"You should hear them from the lips of one of the girls of Andalusia, whose cheeks seem to glow with the warmth of even a hotter sky than that of Spain, whose delicate hands and prettily turned ankles might serve for those of Mahometan houries, who speak their language with a sort of Oriental accent, and whose full, black eyes seem to shoot forth revelations of the depth and mystery of Eastern feeling. It is among the footsteps of Arabian beauty that you should listen to the last echoes of Arabian minstrelsy on the shores of western Europe" ('Moroccan Romances', Prose I 94).

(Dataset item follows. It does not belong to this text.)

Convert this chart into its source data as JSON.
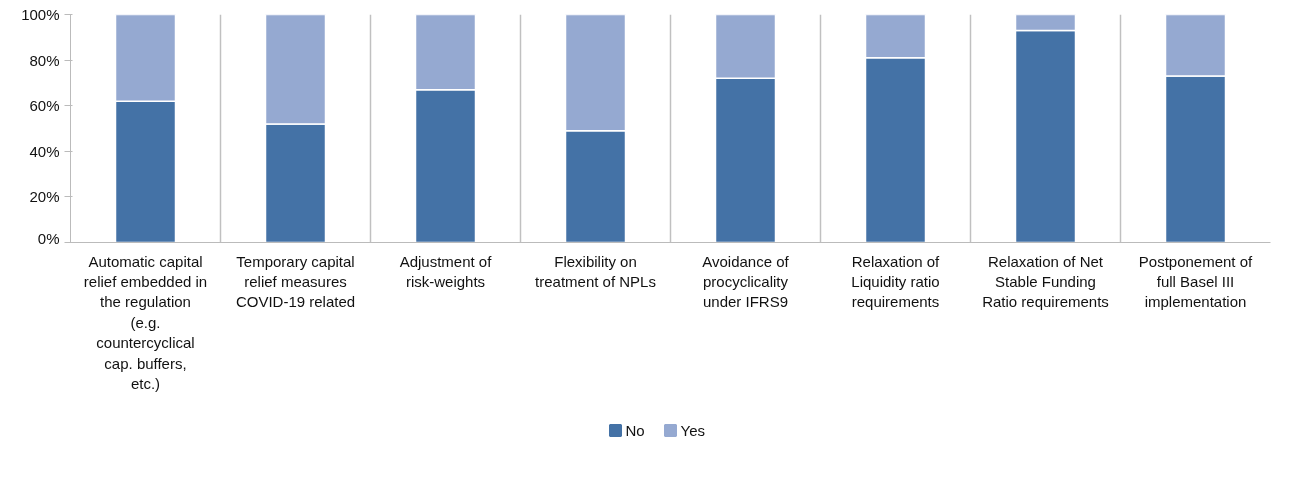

"The air was fragrant with a thousand trodden aromatic herbs, with fields of lavender, and with the brightest roses blushing in tufts all over the meadows, or breathing forth their sweetness from the secrecy of myrtle thickets and clumps of the fig-tree and pomegranate. The sounds I had heard seemed worthy to mingle with this bright and perfumed atmosphere, and to thrill the beautiful scenery around me" (Prose I 95).
"To me it seems that one of the most important requisites for a great poet is a luminous style. The elements of poetry lie in natural objects, in the vicissitudes of human life, in the emotions of the human heart, and the relations of man to man. He who can present them in combinations and lights which at once affect the mind with a deep sense of their truth and beauty, is the poet for his own age and the ages that succeed it" (Prose I 158).